If you have been to this extraordinary place, I’ve love to hear about your experiences. And if you have ever thought of going, I urge you to go at your first opportunity. I guarantee you will be very inspired and also a little awestruck.


#1: Try to arrive as early as possible. We visited the garden on April 12th–a typically very rainy month in this part of British Columbia. Despite the odds, the one day we had to visit was a miracle of sunshine and mild breezes. Seemingly a thousand other people had the same luck. But they arrived an hour after us. By the time we were ready to leave (just an hour and a half after arriving which is a very speedy tour), the photos you see would’ve been impossible. The place was teeming with busloads of visitors.

#2: Use a GPS or other navigation aid to get there. I was surprised at how little signage there was on the way to the gardens. You could easily miss the turn-off to get there. If you’re driving, avoid the stress of searching for signs and let the soothing monotone voice of your real-time GPS navigation app guide you there.

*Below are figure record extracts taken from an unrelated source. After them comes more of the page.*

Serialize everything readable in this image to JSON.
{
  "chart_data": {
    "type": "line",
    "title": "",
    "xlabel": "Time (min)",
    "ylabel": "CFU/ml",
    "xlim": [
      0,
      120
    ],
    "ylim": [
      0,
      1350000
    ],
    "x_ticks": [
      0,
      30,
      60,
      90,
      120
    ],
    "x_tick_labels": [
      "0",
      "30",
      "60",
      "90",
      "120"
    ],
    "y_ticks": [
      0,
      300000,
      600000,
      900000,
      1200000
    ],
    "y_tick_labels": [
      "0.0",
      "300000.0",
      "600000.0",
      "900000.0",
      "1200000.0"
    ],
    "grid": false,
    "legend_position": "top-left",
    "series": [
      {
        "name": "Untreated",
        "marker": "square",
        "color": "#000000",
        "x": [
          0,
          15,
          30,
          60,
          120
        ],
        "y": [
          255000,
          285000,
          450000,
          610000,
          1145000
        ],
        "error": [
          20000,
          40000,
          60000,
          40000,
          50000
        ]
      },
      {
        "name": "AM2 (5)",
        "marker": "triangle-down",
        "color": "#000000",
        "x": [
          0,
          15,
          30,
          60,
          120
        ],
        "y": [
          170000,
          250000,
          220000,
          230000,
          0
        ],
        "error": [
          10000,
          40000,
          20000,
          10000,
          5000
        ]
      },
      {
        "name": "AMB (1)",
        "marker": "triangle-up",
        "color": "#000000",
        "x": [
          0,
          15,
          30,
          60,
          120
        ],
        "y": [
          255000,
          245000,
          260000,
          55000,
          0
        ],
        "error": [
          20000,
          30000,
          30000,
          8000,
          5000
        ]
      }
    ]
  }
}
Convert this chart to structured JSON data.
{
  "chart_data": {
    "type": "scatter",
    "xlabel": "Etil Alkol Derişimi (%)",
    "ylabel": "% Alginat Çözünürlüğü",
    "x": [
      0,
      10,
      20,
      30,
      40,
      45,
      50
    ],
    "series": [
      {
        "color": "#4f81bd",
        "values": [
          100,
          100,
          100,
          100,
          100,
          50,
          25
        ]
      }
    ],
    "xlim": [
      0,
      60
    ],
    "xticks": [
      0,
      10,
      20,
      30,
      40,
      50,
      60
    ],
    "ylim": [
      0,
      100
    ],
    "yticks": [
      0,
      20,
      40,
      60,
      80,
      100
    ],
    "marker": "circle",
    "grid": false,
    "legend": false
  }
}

#3 Check out The Butchart Gardens website thoroughly to help you plan your trip. The gardens offer some surprising opportunities and services. For instance:

  1. If you love the idea of doing a little souvenir shopping but not crazy about hip-checking the crowds in the gift shop’s aisles to snag your purchases, you can shop online and you can pick up your items at the Admission Gate. You can also buy your admission tickets in advance through the site.
  2. If you’re arriving by boat rather than car (yes, seriously) you can tie up your craft at their wharf. Everything from kayaks and boarders to yachts up to 40 feet can be accommodated, all on a first come, first served basis.
  3. Consider making a full day of it. There are events happening throughout the season from afternoon teas to live outdoor concerts (summer concerts are included with your admission ticket).
  4. If you can’t come early, consider coming late. From June 1 to September 15th the gardens can be viewed as dusk descends thanks to thousands of small lights that “transform The Gardens into a magical wonderland”. In the summer, the gardens are open until 10 pm Wednesday to Sunday.